The popularity of snus is likely to hamper e-cigarette growth in Nordic countries, according to a new report from ECigIntelligence.
A form of oral tobacco placed under the upper lip which is considered by many to be useful in smoking cessation, snus is extremely popular in the Nordic countries, in particular Sweden and Norway.
But it could also mean a smaller market for e-cigs, and one less attractive to businesses from outside the region, since snus may already satisfy much of the demand for an alternative to combustible tobacco.
“A significant percentage of those who might have elected to start vaping are already using snus instead of combustible cigarettes,” the report says. “[This] means that while the e-cigarette industry can be expected to grow in the region, it may not reach the levels seen in other countries.”

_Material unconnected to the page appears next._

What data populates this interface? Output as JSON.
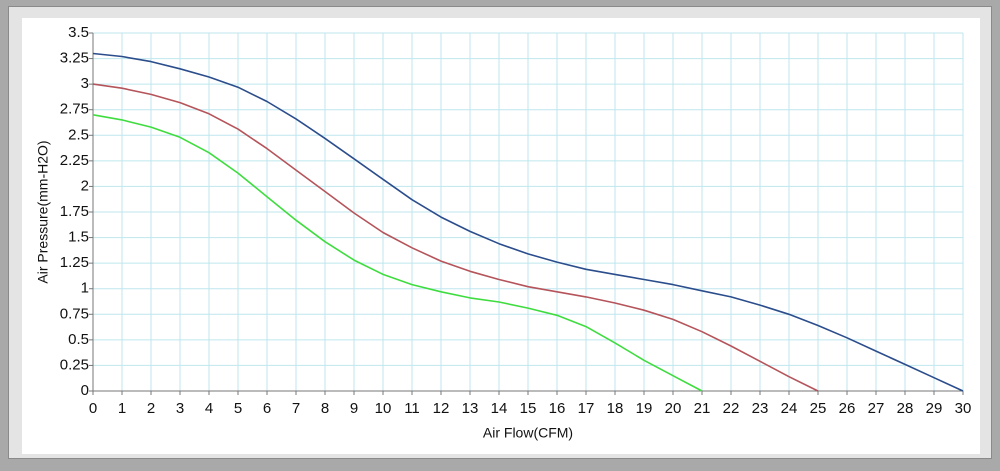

The growth of e-cigarettes is not helped by the regulatory situation, with the sale of nicotine-containing e-cigarette products banned in the Nordic nations, although a small amount can be imported for personal use from other countries – similar to the situation in New Zealand and Australia, focus of another recent ECigIntelligence report.
By contrast, snus is legal in Sweden and until recently has been tolerated in Denmark, although prohibited in the rest of the EU. It is also permitted in Norway, not part of the EU.

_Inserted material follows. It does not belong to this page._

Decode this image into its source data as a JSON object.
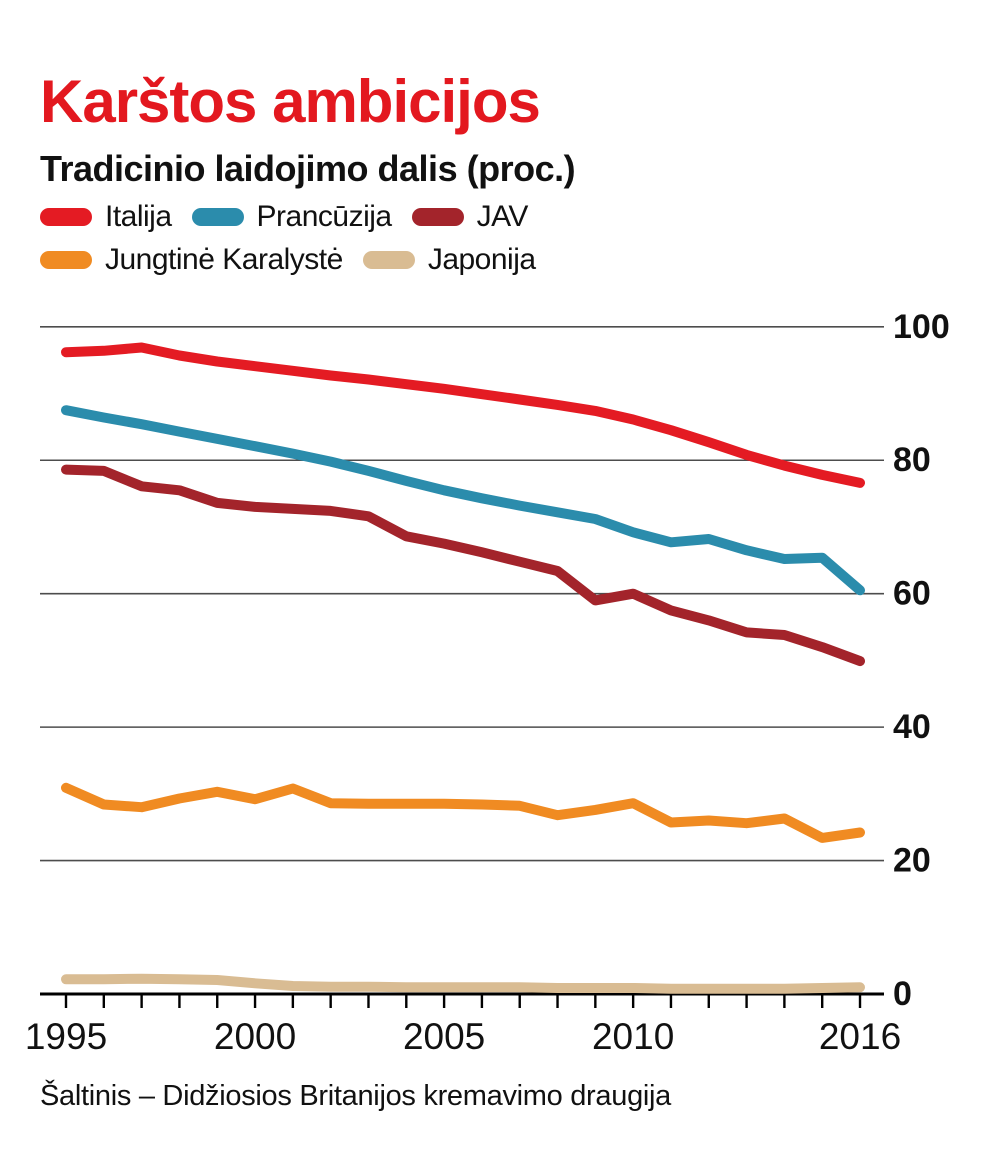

The ban on nicotine-containing e-cigarettes has affected the makeup of the Nordic e-cig market, with tank systems accounting for as much as 95% of sales and the majority of purchases taking place online, the new ECigIntelligence report finds.
“As e-liquids containing nicotine are difficult to come by, a customer is more likely to opt for the tank system – which can be legally bought without any liquid – and then source what e-liquid they can, where they can,” the report says.
What This Means: Like Australasia, the Nordic market is likely to remain stunted when compared to others– particularly its close neighbours in Europe. But this does mean that smaller e-cigarette companies may be able to gain traction in the Nordic bloc more easily than they can penetrate larger e-cig markets such as the UK.